* * *
The seagull flew through the window and crashed into Wheeze’s face. It screamed and flapped its wings like an old woman with no hands and no teeth and no sanity. Then it died.
Wheeze didn’t know why he suddenly couldn’t breathe: it might have been shock, it might have been his asthma, or it might have been that he was allergic to seagulls. The breathing didn’t worry him too much; he was used to being breathless. He was not used to having a two-pound seabird corpse collapsed on his keyboard. Wheeze’s breath came back to him all at once, and he sucked in one of the loose feathers that fell around him in slow motion. He reflexively swallowed it, noting that his desk smelled like the beach.
Blood seeped out of the seagull’s wing and onto Wheeze’s cracked monitor. (Would his warranty cover this?) He pulled his hands, fingers still arched for typing, out from under the bird. It rolled onto the floor and bled on the carpet.
[This message has been edited by Bad Juju (edited March 29, 2005).]
What I think doesn't work is the somewhat choppy rhythm in the first few 'graphs, in particular the first one.
I think you're trying for a flat, emotionless rendering of the incident to shock people a little bit more (correct me if I'm wrong). The presentation is just a bit too flat, though--"The seagull flew through the window and crashed... [t]hen it died." You're just telling us what's just happened. I don't harp on "show and tell" too much because I think it's a rule that's often applied wrong--in writing, everything is essentially telling--but in this case I will go with "show." Below, you've got Wheeze reacting (in a dazed manner) by wondering if the damage to his monitor is covered by warranty. That works quite nicely. But I need to know what it's like for Wheeze to be smacked in the face by a hapless seabird. I don't get that here.
As for the analogy in the second line, I'm iffy. It does has a nice ring to it (very Gothic) but I think you need to note that the madwoman would be beating her arms, since mentally ill elderly women don't necessarily wave their arms and scream.
Third graph, all I think you really need to do (other than smooth out the transitions a little) is lop off "that he was allergic to seagulls." "That he had an allergy" would do just fine and get across the same amount of info in fewer words. You might want to replace "The breathing didn't worry him too much..." with "He was used to breathlessness." The reader will get the connection with asthma, because you've just mentioned it.
Last note, same 'graph: How would Wheeze feel about swallowing a feather? I did this once as a kid with a feather that came out of a feather pillow we had around the house that I was trying to nap on. Let me tell you, it was not a physically pleasant experience--"choking, retching, and gagging" comes to mind. Have Wheeze react to the beach smell later. He doesn't have to cough up the feather (if that's important to your story), just have an unpleasant experience while it's on its way down.
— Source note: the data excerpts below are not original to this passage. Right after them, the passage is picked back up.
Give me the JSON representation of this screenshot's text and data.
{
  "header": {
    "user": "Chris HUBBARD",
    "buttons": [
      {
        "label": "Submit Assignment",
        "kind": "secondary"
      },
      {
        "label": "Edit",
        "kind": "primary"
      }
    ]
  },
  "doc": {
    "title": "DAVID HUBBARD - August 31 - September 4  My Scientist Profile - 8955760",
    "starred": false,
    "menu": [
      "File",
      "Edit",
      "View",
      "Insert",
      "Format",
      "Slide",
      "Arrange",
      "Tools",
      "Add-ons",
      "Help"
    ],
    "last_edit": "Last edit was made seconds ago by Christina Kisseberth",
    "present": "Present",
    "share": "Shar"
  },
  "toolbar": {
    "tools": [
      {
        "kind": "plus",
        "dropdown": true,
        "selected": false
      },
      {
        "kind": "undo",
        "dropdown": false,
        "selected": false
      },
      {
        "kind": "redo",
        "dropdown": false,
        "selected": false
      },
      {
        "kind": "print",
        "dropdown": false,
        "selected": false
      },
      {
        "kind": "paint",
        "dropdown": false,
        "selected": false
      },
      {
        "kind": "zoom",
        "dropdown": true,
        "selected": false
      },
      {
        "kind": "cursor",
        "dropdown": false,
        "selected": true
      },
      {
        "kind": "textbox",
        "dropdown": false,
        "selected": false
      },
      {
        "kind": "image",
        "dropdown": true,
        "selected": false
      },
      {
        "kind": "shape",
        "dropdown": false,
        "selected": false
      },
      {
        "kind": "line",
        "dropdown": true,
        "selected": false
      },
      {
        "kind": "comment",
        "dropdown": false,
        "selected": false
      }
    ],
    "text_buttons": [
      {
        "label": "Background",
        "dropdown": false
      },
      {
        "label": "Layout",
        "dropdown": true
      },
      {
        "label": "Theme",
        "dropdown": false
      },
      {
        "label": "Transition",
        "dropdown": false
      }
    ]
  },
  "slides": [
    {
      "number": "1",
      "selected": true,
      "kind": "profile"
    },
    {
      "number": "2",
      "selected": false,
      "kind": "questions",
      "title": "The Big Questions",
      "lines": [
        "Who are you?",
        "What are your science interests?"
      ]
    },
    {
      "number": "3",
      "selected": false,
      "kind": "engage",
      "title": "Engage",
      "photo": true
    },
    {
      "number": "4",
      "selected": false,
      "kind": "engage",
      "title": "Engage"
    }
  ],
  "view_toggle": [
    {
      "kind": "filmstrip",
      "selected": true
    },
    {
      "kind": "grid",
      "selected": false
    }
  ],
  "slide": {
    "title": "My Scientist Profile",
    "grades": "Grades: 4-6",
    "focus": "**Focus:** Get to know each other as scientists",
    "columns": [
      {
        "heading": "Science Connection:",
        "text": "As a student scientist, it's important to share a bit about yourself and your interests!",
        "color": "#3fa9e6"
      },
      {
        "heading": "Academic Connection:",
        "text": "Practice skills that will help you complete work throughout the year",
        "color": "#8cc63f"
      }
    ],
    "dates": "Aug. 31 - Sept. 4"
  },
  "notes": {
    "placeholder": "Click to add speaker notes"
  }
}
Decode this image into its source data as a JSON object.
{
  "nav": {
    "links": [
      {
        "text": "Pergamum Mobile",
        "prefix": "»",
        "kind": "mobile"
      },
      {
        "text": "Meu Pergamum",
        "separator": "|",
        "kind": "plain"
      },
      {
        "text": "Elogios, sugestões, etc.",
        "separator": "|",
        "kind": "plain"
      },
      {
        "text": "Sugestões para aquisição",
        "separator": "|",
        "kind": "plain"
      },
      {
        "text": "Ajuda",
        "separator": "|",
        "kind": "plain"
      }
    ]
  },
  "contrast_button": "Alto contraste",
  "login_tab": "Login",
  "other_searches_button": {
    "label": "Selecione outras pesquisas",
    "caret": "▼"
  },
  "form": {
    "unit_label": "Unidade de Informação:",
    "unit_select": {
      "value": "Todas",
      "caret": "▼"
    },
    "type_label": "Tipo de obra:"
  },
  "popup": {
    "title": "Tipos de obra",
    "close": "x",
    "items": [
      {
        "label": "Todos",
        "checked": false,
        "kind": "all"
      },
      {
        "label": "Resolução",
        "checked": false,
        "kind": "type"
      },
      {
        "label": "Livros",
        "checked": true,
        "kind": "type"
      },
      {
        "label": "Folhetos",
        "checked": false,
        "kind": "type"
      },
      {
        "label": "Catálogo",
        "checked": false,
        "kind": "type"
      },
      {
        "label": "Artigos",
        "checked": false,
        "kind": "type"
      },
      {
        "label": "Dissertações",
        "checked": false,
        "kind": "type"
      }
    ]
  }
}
I hope you don't think I hated your story from this; I thought it was an interesting hook. Hope it works out for you.
It's odd. And if oddity is your hook, I guess that works.
But there was one line that I think has true promise as a hook. And that is the warranty line. Consider starting with that -- for instance:
"Numb with shock, Wheeze stared at his cracked and bloody computer monitor and wondered if his one-year, limited warranty covered accidental damage from a wayward seagull."
That would compel me to read further. But seeing a hapless seagull fly in through a window and crash into a computer monitor isn't necessarily as interesting as it first might seem. Skip the detail, cut right to the chase.
EDIT: By the way, I've seen birds smack into windows at full speed. An office I used to work in had huge, clear glass windows. Once a month or so, a pigeon would collide with the glass... hard! Inevitably, they lived -- after shaking it off for a few minutes. They didn't bleed. But it was always interesting to see the "after-image" of the impact left on the window. The oils in their feathers left a perfect, dusty, grey silhouette on the glass that captured the moment--the very essence--of impact.
[This message has been edited by HSO (edited March 29, 2005).]
On a happier note, I would probably have kept reading. The hook for me is assuming that there is something unusual about this seagull (my first thought, though it doesn't hold up on reflection, was that someone had shot/launched the gull at his window); the event is certainly unusual, and I'm okay with the way you describe it for the most part. I just couldn't picture the scene in my mind's eye because of the difficulty mentioned above.
The seagull flew through the OPEN [otherwise I get a silly picture of glass shards flying] window and killed itself on Wheeze's computer monitor [I say, since I agree, it wouldn't bounce off a face to hit a monitor that hard -- and if it did, Wheeze might be facing some broken bones of his own]. The monitor was cracked.
Would his warranty cover this?
Thing is, seeing a bird die isn't funny to me. The "warranty" thing was funny to me. Breathing in a feather was funny (I don't think he'd reflexively swallow it, at least not without a lot of coughing first). I'd play down the blood and death, since seeing a hurt animal is hard to make funny, to me.
[This message has been edited by Mr_Megalomaniac (edited April 05, 2005).]